Erin O'daniel is a gender expansive Queer Writing in Duluth (stolen Anishinaabe land), Minnesota

Forests

“A smile fell in the forest. Irretrievable! And how will your night dances lose themselves? Such pure leaps and spirals- surely they travel the world forever.” -Sylvia Plath

I remember the prancing smoke of the only forest fire I’ve ever encountered. I was a passenger, moving through proud, towering trees of eastern Oregon with my first Love, Anna, on the way to her family’s land. We passed llama farms, squinting, on the lookout for spitting mammals and the rustic structure we’d sleep in for two nights.  Our headlights made the midafternoon ghostly. We strayed from the living world as our eyes strained to see through haze and wooded height.

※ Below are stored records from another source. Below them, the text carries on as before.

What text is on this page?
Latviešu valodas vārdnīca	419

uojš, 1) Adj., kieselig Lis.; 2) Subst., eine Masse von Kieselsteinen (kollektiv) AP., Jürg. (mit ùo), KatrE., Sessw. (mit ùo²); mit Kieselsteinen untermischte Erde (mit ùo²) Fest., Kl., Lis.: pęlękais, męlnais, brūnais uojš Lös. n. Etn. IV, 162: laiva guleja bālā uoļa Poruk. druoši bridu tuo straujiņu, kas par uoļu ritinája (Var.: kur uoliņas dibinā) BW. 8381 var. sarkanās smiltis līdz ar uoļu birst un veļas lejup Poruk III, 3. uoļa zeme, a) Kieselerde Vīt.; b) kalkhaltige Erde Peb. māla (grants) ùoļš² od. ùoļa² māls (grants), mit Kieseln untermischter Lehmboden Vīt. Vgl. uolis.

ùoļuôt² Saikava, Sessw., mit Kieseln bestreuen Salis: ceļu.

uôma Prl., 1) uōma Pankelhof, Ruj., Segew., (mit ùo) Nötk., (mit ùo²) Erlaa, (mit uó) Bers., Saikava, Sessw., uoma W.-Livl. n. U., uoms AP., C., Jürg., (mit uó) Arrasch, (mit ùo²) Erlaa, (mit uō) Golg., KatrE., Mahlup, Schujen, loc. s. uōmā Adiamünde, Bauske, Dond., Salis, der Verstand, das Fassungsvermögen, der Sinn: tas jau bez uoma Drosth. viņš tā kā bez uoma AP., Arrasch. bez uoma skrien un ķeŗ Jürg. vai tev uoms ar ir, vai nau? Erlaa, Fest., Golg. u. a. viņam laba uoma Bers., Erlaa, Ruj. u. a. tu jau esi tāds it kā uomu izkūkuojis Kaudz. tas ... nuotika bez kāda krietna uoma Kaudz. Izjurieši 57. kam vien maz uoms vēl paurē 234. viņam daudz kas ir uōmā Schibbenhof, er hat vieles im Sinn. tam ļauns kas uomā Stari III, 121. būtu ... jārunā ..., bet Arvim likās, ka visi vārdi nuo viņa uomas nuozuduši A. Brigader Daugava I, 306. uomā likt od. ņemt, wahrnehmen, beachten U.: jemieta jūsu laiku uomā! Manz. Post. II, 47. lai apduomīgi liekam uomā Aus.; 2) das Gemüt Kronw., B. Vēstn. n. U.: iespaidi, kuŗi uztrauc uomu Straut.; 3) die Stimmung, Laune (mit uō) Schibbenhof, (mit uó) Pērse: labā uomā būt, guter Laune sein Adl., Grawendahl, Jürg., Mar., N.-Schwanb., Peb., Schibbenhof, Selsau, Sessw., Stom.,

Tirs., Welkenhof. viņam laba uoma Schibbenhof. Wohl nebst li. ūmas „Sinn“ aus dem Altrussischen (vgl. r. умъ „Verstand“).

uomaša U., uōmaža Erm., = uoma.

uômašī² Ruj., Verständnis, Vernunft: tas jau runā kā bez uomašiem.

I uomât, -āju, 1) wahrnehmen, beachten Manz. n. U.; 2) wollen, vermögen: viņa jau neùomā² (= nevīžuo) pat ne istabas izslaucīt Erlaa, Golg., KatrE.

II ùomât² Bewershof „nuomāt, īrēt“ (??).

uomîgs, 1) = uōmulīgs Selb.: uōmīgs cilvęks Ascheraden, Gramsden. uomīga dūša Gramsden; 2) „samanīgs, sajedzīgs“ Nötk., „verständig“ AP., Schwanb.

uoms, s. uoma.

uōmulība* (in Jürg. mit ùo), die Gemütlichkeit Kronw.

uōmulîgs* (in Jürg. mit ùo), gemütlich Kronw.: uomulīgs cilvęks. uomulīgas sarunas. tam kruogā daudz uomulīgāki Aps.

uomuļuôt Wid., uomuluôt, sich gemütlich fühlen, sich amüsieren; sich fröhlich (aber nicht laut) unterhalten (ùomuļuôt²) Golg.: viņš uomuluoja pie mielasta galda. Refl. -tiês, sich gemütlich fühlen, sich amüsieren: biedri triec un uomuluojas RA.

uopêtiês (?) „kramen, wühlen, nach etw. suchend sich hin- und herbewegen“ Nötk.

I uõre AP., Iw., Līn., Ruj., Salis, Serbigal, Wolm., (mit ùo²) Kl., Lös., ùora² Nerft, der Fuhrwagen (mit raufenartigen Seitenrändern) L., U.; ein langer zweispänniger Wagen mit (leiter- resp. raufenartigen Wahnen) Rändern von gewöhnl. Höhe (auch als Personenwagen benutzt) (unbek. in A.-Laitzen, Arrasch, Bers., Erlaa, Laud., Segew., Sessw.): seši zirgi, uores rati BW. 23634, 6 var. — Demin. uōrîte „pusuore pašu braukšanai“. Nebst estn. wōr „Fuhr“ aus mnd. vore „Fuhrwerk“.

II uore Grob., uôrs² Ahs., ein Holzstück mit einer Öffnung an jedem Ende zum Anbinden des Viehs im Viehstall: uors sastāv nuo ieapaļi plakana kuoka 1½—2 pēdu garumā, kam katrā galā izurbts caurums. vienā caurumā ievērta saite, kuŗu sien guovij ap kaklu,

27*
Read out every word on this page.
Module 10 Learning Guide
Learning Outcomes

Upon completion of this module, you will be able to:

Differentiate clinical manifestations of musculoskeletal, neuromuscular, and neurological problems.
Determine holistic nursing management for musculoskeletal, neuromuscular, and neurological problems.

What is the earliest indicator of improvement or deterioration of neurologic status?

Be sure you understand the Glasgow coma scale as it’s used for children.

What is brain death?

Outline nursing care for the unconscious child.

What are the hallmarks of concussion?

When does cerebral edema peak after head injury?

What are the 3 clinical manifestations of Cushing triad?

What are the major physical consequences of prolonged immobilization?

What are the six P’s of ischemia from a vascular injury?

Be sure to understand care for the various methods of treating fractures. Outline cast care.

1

While her family originated from Mount Hood, they also owned this land in eastern arid Oregon. It was August, and after a week together in the wet, Willamette Valley, we kicked off our cross country road trip in her 1987 5 speed lemon Toyota Tercel station wagon. Our plan was to spend a couple days in the desert. There, I broke in a new pair of boots bought the previous month in the Middle East, blistering my right heal to the bone on a long rocky hike. We learned how to change a tire in Oregon’s dust too. Anna’s mom demanded we prepare, get to know the donut, wheel, nut, wrench before driving two thousand miles back to school in Asheville, North Carolina. Both seniors, previously content relying on our bikes to navigate blooming academic careers, my Love was about to begin nine months of student teaching and needed a vehicle.

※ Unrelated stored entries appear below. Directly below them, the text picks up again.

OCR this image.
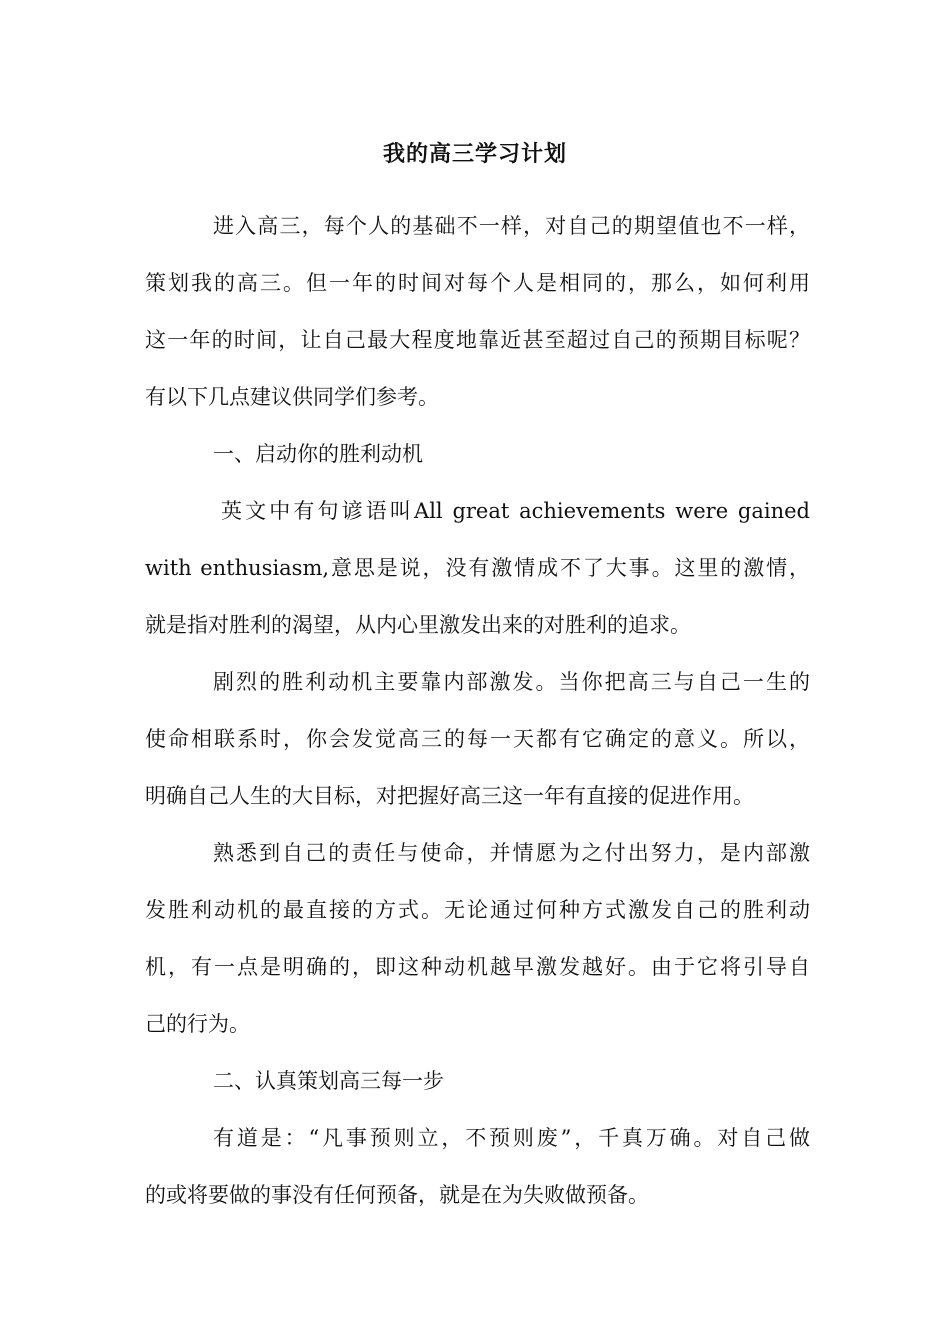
我的高三学习计划
进入高三，每个人的基础不一样，对自己的期望值也不一样，
策划我的高三。但一年的时间对每个人是相同的，那么，如何利用
这一年的时间，让自己最大程度地靠近甚至超过自己的预期目标呢？
有以下几点建议供同学们参考。
一、启动你的胜利动机
英文中有句谚语叫All great achievements were gained
with enthusiasm,意思是说，没有激情成不了大事。这里的激情，
就是指对胜利的渴望，从内心里激发出来的对胜利的追求。
剧烈的胜利动机主要靠内部激发。当你把高三与自己一生的
使命相联系时，你会发觉高三的每一天都有它确定的意义。所以，
明确自己人生的大目标，对把握好高三这一年有直接的促进作用。
熟悉到自己的责任与使命，并情愿为之付出努力，是内部激
发胜利动机的最直接的方式。无论通过何种方式激发自己的胜利动
机，有一点是明确的，即这种动机越早激发越好。由于它将引导自
己的行为。
二、认真策划高三每一步
有道是：“凡事预则立，不预则废”，千真万确。对自己做
的或将要做的事没有任何预备，就是在为失败做预备。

Oregon was a new beginning. A start of adulting in starchy, tall, structured ways. The dryness of our last days there a measurement and metaphor for how intensely we’d now have to compete and collaborate for light, water, nutrients, success. Like this new stage of life, the Pacific northwest was unfamiliar. I’d only visited the year prior just months after Anna and I started dating as our junior year ended. Everything about the western part of the state was wet, green, fecund, wild. I remember eating snap peas and raspberries out of her mom’s garden, greens up to my shoulders. Both of her parents lived simply. The values they’d passed along to their four kids apparent in their small homes and indigenous leaning ways of knowing the land, using only what they needed.

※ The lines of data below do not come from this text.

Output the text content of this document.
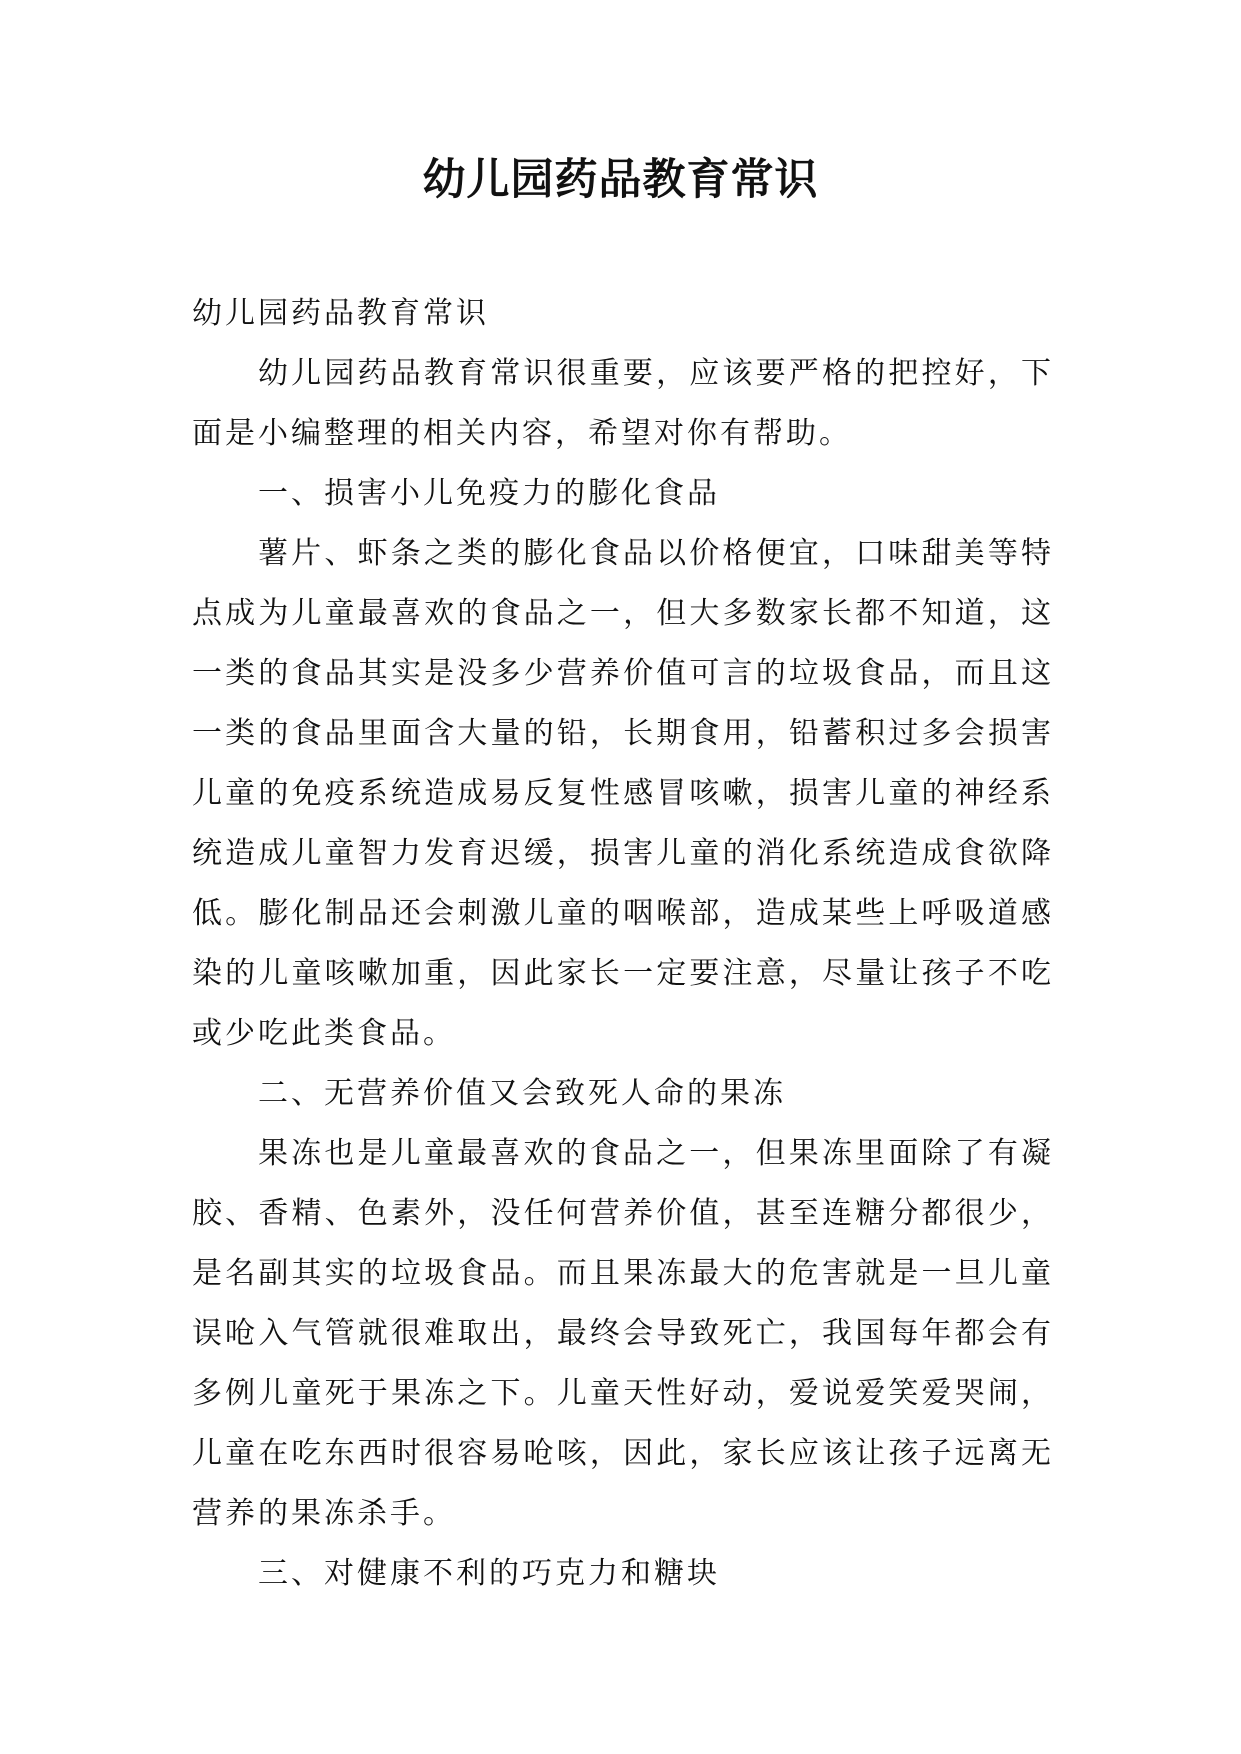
幼儿园药品教育常识

幼儿园药品教育常识

幼儿园药品教育常识很重要，应该要严格的把控好，下面是小编整理的相关内容，希望对你有帮助。

一、损害小儿免疫力的膨化食品

薯片、虾条之类的膨化食品以价格便宜，口味甜美等特点成为儿童最喜欢的食品之一，但大多数家长都不知道，这一类的食品其实是没多少营养价值可言的垃圾食品，而且这一类的食品里面含大量的铅，长期食用，铅蓄积过多会损害儿童的免疫系统造成易反复性感冒咳嗽，损害儿童的神经系统造成儿童智力发育迟缓，损害儿童的消化系统造成食欲降低。膨化制品还会刺激儿童的咽喉部，造成某些上呼吸道感染的儿童咳嗽加重，因此家长一定要注意，尽量让孩子不吃或少吃此类食品。

二、无营养价值又会致死人命的果冻

果冻也是儿童最喜欢的食品之一，但果冻里面除了有凝胶、香精、色素外，没任何营养价值，甚至连糖分都很少，是名副其实的垃圾食品。而且果冻最大的危害就是一旦儿童误呛入气管就很难取出，最终会导致死亡，我国每年都会有多例儿童死于果冻之下。儿童天性好动，爱说爱笑爱哭闹，儿童在吃东西时很容易呛咳，因此，家长应该让孩子远离无营养的果冻杀手。

三、对健康不利的巧克力和糖块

It was 1999, and I drank in every new opportunity that presented itself. In July, I studied in Palestine and Israel. A dream since I was in fifth grade, the land there is similar to Oregon. Rocky, bone dry and brittle trees like cypress and juniper dot the horizon across the region. Outside of the ecumenical school I stayed at, living with Jews, Christian and Muslim k-12 students, I walked empty river beds. Yet a lushness followed us as we learned about peace from a Palestinian priest who’d given his life to mending the conflicts of sacred land. I remember most the emotional fires there- people fighting for freedom all around us and the celebratory noise of weddings that stretched from sundown to sunrise weeks at a time.

Fire is about rebirth. During August, this time of harvest, as acres and acres burn across North America, I’m reading Finding the Mother Tree by Suzanne Simard. Suzanne is the foremost expert in plant communication and intelligence. She’s proven trees are not simply a source of timber or pulp but are a complicated, interdependent circle of life. Her work has elevated the ideas that forests are social, cooperative creatures connected through underground networks by which trees communicate their vitality and vulnerabilities with communal lives no different from our own.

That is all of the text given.